Telling the WICB president Dave Cameron that reform was the “duty of his generation”, Sir Hilary pointed to Carlos Brathwaite’s heroics of four sixes off the first four balls of the final over in the men’s final which fired West Indies to victory over England, and stressed it was now left to the regional governing body to complete the process.
“All that is now required is for the WICB, president and directors, to complete the over,” Sir Hilary said in a letter to media.
“There are two balls left to face, one is to accept the governance reform that calls for the Council of Stakeholders as set out in the Patterson Report, and the other is to recognize that by accepting the governance interdependence of cricket and society is not to lose autonomy.
“The players have done their job on the field. It is now for the president, whose heart resides in cricket as much as any one of us, to do his and lead his board boldly into the rest of the decade with public support and popular legitimacy.”
The Patterson Report, commissioned by the WICB and authored by former Jamaica prime minister PJ Patterson, was produced in 2007 but its main recommendations have been ignored by the WICB.

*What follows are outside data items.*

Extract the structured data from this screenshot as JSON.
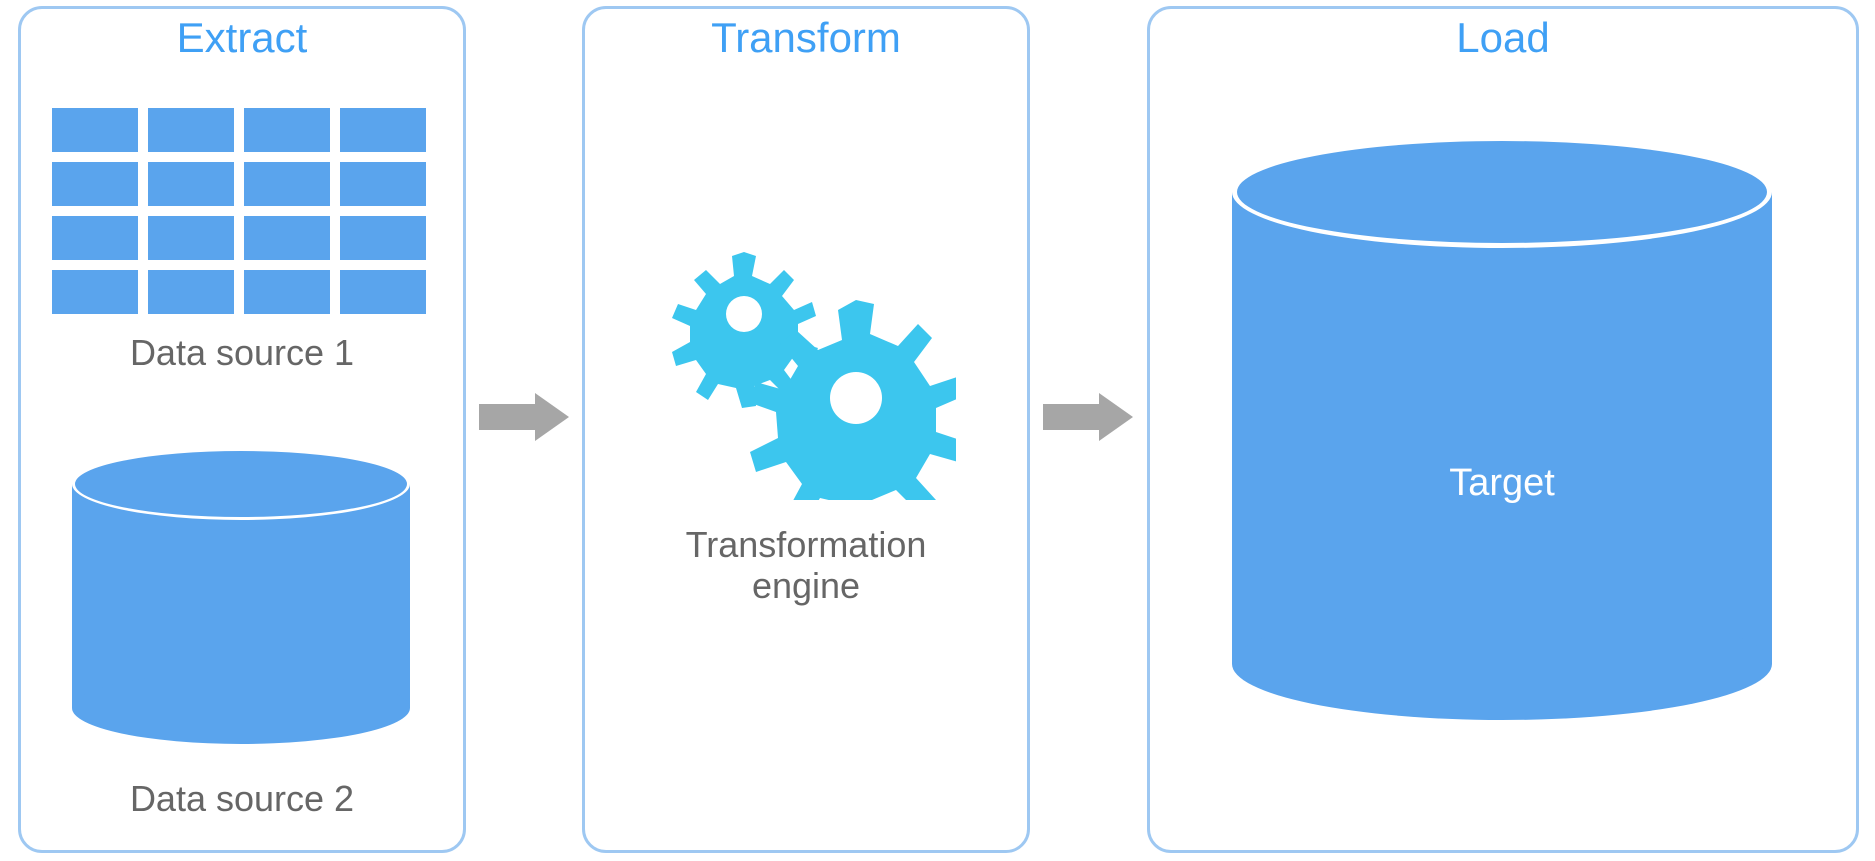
{
  "colors": {
    "border": "#9ec8f2",
    "title": "#3fa0f5",
    "fillBlue": "#5aa4ed",
    "gearBlue": "#3cc6ee",
    "arrow": "#a6a6a6",
    "textGray": "#666666",
    "white": "#ffffff"
  },
  "stages": {
    "extract": {
      "title": "Extract",
      "source1_label": "Data source 1",
      "source2_label": "Data source 2"
    },
    "transform": {
      "title": "Transform",
      "engine_label_line1": "Transformation",
      "engine_label_line2": "engine"
    },
    "load": {
      "title": "Load",
      "target_label": "Target"
    }
  }
}
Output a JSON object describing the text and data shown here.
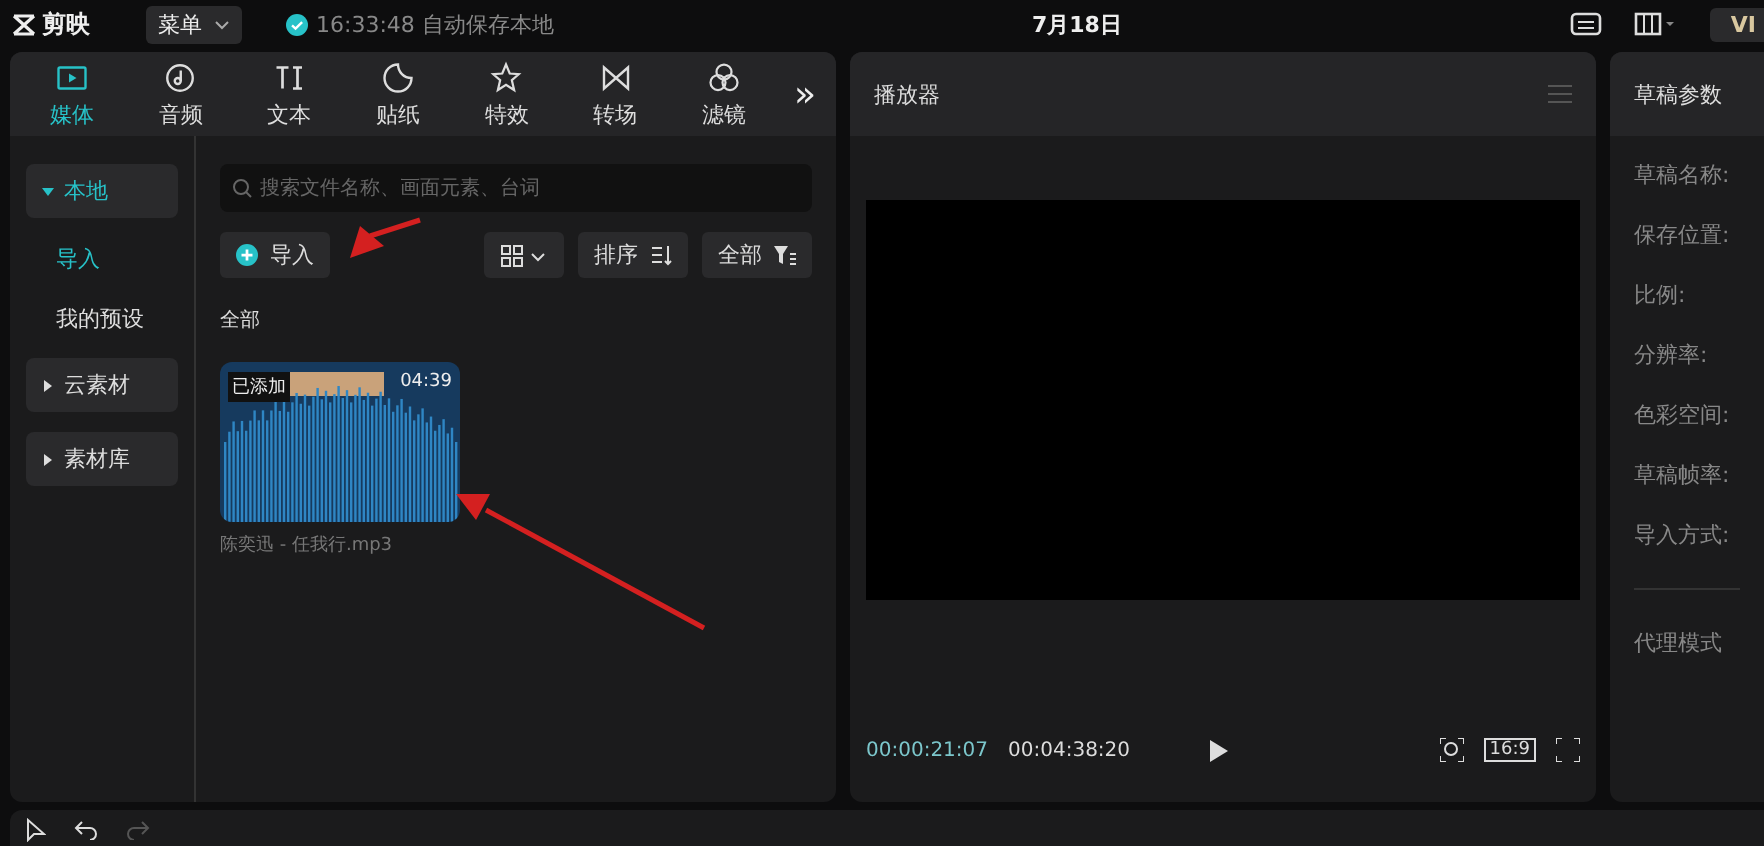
{
  "title_bar": {
    "app_name": "剪映",
    "menu_button": "菜单",
    "save_status": "16:33:48 自动保存本地",
    "project_title": "7月18日",
    "vip_badge": "VI"
  },
  "media_panel": {
    "tabs": [
      {
        "label": "媒体",
        "selected": true
      },
      {
        "label": "音频",
        "selected": false
      },
      {
        "label": "文本",
        "selected": false
      },
      {
        "label": "贴纸",
        "selected": false
      },
      {
        "label": "特效",
        "selected": false
      },
      {
        "label": "转场",
        "selected": false
      },
      {
        "label": "滤镜",
        "selected": false
      }
    ],
    "more_tabs": "»",
    "sidebar": [
      {
        "label": "本地",
        "kind": "group",
        "expanded": true,
        "selected": true
      },
      {
        "label": "导入",
        "kind": "sub",
        "selected": true
      },
      {
        "label": "我的预设",
        "kind": "sub",
        "selected": false
      },
      {
        "label": "云素材",
        "kind": "group",
        "expanded": false,
        "selected": false
      },
      {
        "label": "素材库",
        "kind": "group",
        "expanded": false,
        "selected": false
      }
    ],
    "search": {
      "placeholder": "搜索文件名称、画面元素、台词"
    },
    "import_button": "导入",
    "sort_button": "排序",
    "filter_button": "全部",
    "section_label": "全部",
    "items": [
      {
        "badge": "已添加",
        "duration": "04:39",
        "filename": "陈奕迅 - 任我行.mp3"
      }
    ]
  },
  "player": {
    "title": "播放器",
    "current_time": "00:00:21:07",
    "total_time": "00:04:38:20",
    "ratio": "16:9"
  },
  "draft_panel": {
    "title": "草稿参数",
    "fields": [
      "草稿名称:",
      "保存位置:",
      "比例:",
      "分辨率:",
      "色彩空间:",
      "草稿帧率:",
      "导入方式:"
    ],
    "proxy_label": "代理模式"
  }
}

Among these proposals was the implementation of a Council of Stakeholders, comprising 23 members and according to the Report “representative of a wide cross section of stakeholders and will determine policies and strategies and provide guidance for the development of West Indies Cricket.”
This council would appoint the president, vice-president and the executive directors.
Sir Hilary, a former WICB director, warned that failure to make these bold decisions could see West Indies cricket destroyed by “internal conflict and acrimony.”
“Without this reform West Indies runs the risk of being razed to the ground by internal conflict and acrimony,” he pointed out.
“The golden monument we have all built as a tribute to our cultural tenacity and collective wisdom must come first. This is your task, Mr President. It’s a duty of your generation.”
Noticeably, Sir Hilary made no reference to the most recent CARICOM-commissioned Governance Report which last year called for the “immediate dissolution” of the WICB.
Speaking last November after the report was made public, Sir Hilary said he believed institutions like UWI and the WICB needed to be “preserved for posterity” but also adapt to changing times.
Grenada’s Prime Minister Dr Keith Mitchell, chairman of CARICOM’s subcommittee on cricket, said recently that the nation grouping was committed to ensuring the implementation of the recommendations arising from the Governance Report.